Que de scènes déchirantes nous aurions ici à raconter si nous voulions dépeindre l'effroi des habitants restés chez eux, quand ils voyaient entrer par leurs jardins ou leurs issues de derrière, les hommes armés et vêtus de blouses qui venaient les défendre, c'est-à-dire, fusiller les soldats par leurs croisées de façade ! Les cris de ces femmes en pleurs qui, cachées dans des caves avec leurs enfants, depuis 24, 36 ou 72 heures, suppliaient les bourgeois de ne point attirer sur leurs demeures les terribles représailles hollandaises, employant tour à tour les prières, les gémissements, les menaces mêmes, et le tout toujours en vain ! Et nos tirailleurs exaspérés, forcenés, furieux, n'écoutant rien, accusant mème de lâcheté, de trahison, de hollandisme, ceux qui voulaient les arrêter, et courant aux fenêtres où ils témoignaient une joie féroce quand ils voyaient qu'elles étaient assez rapprochées pour offrir les soldats à leurs coups ! Mais jetons un voile sur ce tableau ; il n'est que trop certain qu'il y eut des luttes sanglantes, entre plusieurs propriétaires qui voulurent empêcher qu'on ne tirât de leurs (page 348) croisées, et des hommes du peuple qui étaient entrés chez eux par force ou par surprise ; que dans d'autres maisons, des tirailleurs isolés ou qui se présentaient par petites troupes de 2 à 3 hommes, furent désarmés par les habitants et leurs armes cachées ou jetées dans des puits ; que dans d'autres maisons encore, on parvint à les enivrer pendant plusieurs jours et à les empêcher d'aborder aux croisées de devant, et qu'enfin, grâce à cet instinct de conservation et à ce courage né de l'intérêt personnel qui l'emportait ici sur l'intérêt général, des meurtres furent évités, du sang fut épargné, des proies furent arrachées au feu et à la destruction.

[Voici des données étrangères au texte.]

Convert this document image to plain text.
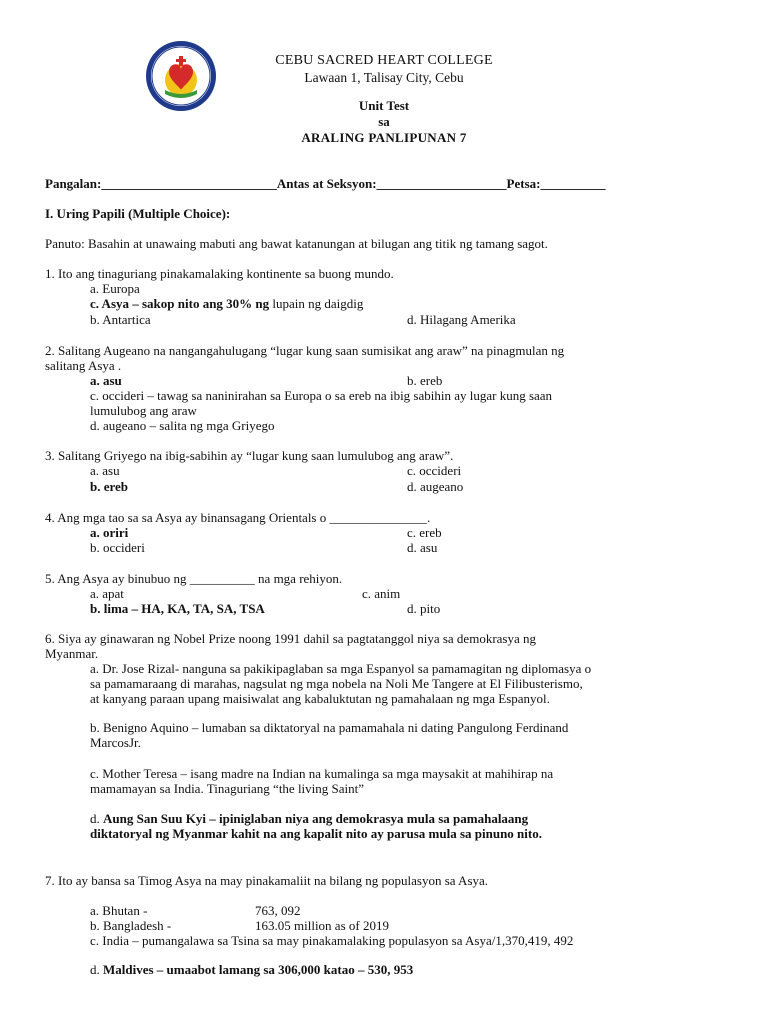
CEBU SACRED HEART COLLEGE
Lawaan 1, Talisay City, Cebu
Unit Test
sa
ARALING PANLIPUNAN 7
Pangalan:___________________________Antas at Seksyon:____________________Petsa:__________
I. Uring Papili (Multiple Choice):
Panuto: Basahin at unawaing mabuti ang bawat katanungan at bilugan ang titik ng tamang sagot.
1. Ito ang tinaguriang pinakamalaking kontinente sa buong mundo.
a. Europa
c. Asya – sakop nito ang 30% ng lupain ng daigdig
b. Antartica	d. Hilagang Amerika
2. Salitang Augeano na nangangahulugang “lugar kung saan sumisikat ang araw” na pinagmulan ng
salitang Asya .
a. asu	b. ereb
c. occideri – tawag sa naninirahan sa Europa o sa ereb na ibig sabihin ay lugar kung saan
lumulubog ang araw
d. augeano – salita ng mga Griyego
3. Salitang Griyego na ibig-sabihin ay “lugar kung saan lumulubog ang araw”.
a. asu	c. occideri
b. ereb	d. augeano
4. Ang mga tao sa sa Asya ay binansagang Orientals o _______________.
a. oriri	c. ereb
b. occideri	d. asu
5. Ang Asya ay binubuo ng __________ na mga rehiyon.
a. apat	c. anim
b. lima – HA, KA, TA, SA, TSA	d. pito
6. Siya ay ginawaran ng Nobel Prize noong 1991 dahil sa pagtatanggol niya sa demokrasya ng
Myanmar.
a. Dr. Jose Rizal- nanguna sa pakikipaglaban sa mga Espanyol sa pamamagitan ng diplomasya o
sa pamamaraang di marahas, nagsulat ng mga nobela na Noli Me Tangere at El Filibusterismo,
at kanyang paraan upang maisiwalat ang kabaluktutan ng pamahalaan ng mga Espanyol.
b. Benigno Aquino – lumaban sa diktatoryal na pamamahala ni dating Pangulong Ferdinand
MarcosJr.
c. Mother Teresa – isang madre na Indian na kumalinga sa mga maysakit at mahihirap na
mamamayan sa India. Tinaguriang “the living Saint”
d. Aung San Suu Kyi – ipiniglaban niya ang demokrasya mula sa pamahalaang
diktatoryal ng Myanmar kahit na ang kapalit nito ay parusa mula sa pinuno nito.
7. Ito ay bansa sa Timog Asya na may pinakamaliit na bilang ng populasyon sa Asya.
a. Bhutan -	763, 092
b. Bangladesh -	163.05 million as of 2019
c. India – pumangalawa sa Tsina sa may pinakamalaking populasyon sa Asya/1,370,419, 492
d. Maldives – umaabot lamang sa 306,000 katao – 530, 953
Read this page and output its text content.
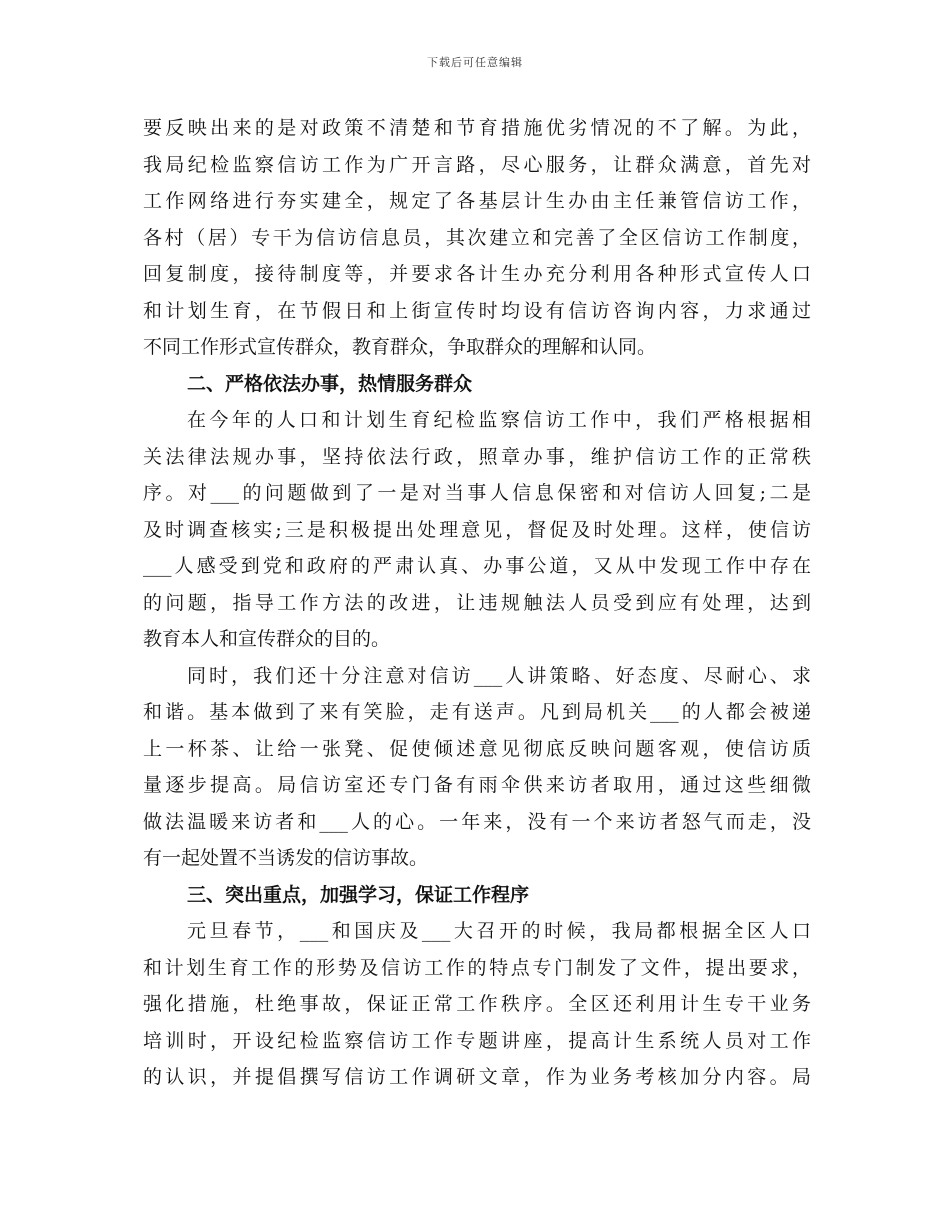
下载后可任意编辑
要反映出来的是对政策不清楚和节育措施优劣情况的不了解。为此，
我局纪检监察信访工作为广开言路，尽心服务，让群众满意，首先对
工作网络进行夯实建全，规定了各基层计生办由主任兼管信访工作，
各村（居）专干为信访信息员，其次建立和完善了全区信访工作制度，
回复制度，接待制度等，并要求各计生办充分利用各种形式宣传人口
和计划生育，在节假日和上街宣传时均设有信访咨询内容，力求通过
不同工作形式宣传群众，教育群众，争取群众的理解和认同。
二、严格依法办事，热情服务群众
在今年的人口和计划生育纪检监察信访工作中，我们严格根据相
关法律法规办事，坚持依法行政，照章办事，维护信访工作的正常秩
序。对___的问题做到了一是对当事人信息保密和对信访人回复;二是
及时调查核实;三是积极提出处理意见，督促及时处理。这样，使信访
___人感受到党和政府的严肃认真、办事公道，又从中发现工作中存在
的问题，指导工作方法的改进，让违规触法人员受到应有处理，达到
教育本人和宣传群众的目的。
同时，我们还十分注意对信访___人讲策略、好态度、尽耐心、求
和谐。基本做到了来有笑脸，走有送声。凡到局机关___的人都会被递
上一杯茶、让给一张凳、促使倾述意见彻底反映问题客观，使信访质
量逐步提高。局信访室还专门备有雨伞供来访者取用，通过这些细微
做法温暖来访者和___人的心。一年来，没有一个来访者怒气而走，没
有一起处置不当诱发的信访事故。
三、突出重点，加强学习，保证工作程序
元旦春节，___和国庆及___大召开的时候，我局都根据全区人口
和计划生育工作的形势及信访工作的特点专门制发了文件，提出要求，
强化措施，杜绝事故，保证正常工作秩序。全区还利用计生专干业务
培训时，开设纪检监察信访工作专题讲座，提高计生系统人员对工作
的认识，并提倡撰写信访工作调研文章，作为业务考核加分内容。局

Nous pourrions en citer des exemples par centaines surtout pendant cette journée du 24 ; nous pourrions dire entre autres, que dans la rue de Namur, dans la rue de Namur, près de la porte, une compagnie hollandaise trompée par des coups de fusil plus éloignés et croyant qu'ils sortaient d'une maison voisine, y entra, fit une visite exacte de la cave au grenier et reconnaissant son erreur, se retira sans rien détruire, ni emporter, les officiers rassurant même les habitants effrayés pourvu qu'on ne fît point feu sur eux de ce poste avancé, mais qu'une heure après, 15 à 18 déterminés, arrivant par les jardins depuis la rue Verte en franchissant 12 murs, s'élancèrent dans cette maison, permirent à peine aux propriétaires de se sauver par le chemin qu'ils venaient de suivre, les menacèrent de leurs baïonnettes s'ils tardaient encore à leur faciliter l'approche des croisées sur la rue et firent feu sur la troupe ! Qu'arriva-t-il ? (page 349) Que plusieurs d'entre eux furent tués sur le champ, que des feux de peloton et d'artillerie à mitraille et à boulets criblèrent la maison qui fut l'une des plus maltraitées dans cette rue et dont l'intérieur fut complètement dévasté par les balles dont on compta plus de 300 entrées par une seule fenêtre ! Cependant elle ne fut pillée par aucun des deux partis ! Ab uno disce omnes !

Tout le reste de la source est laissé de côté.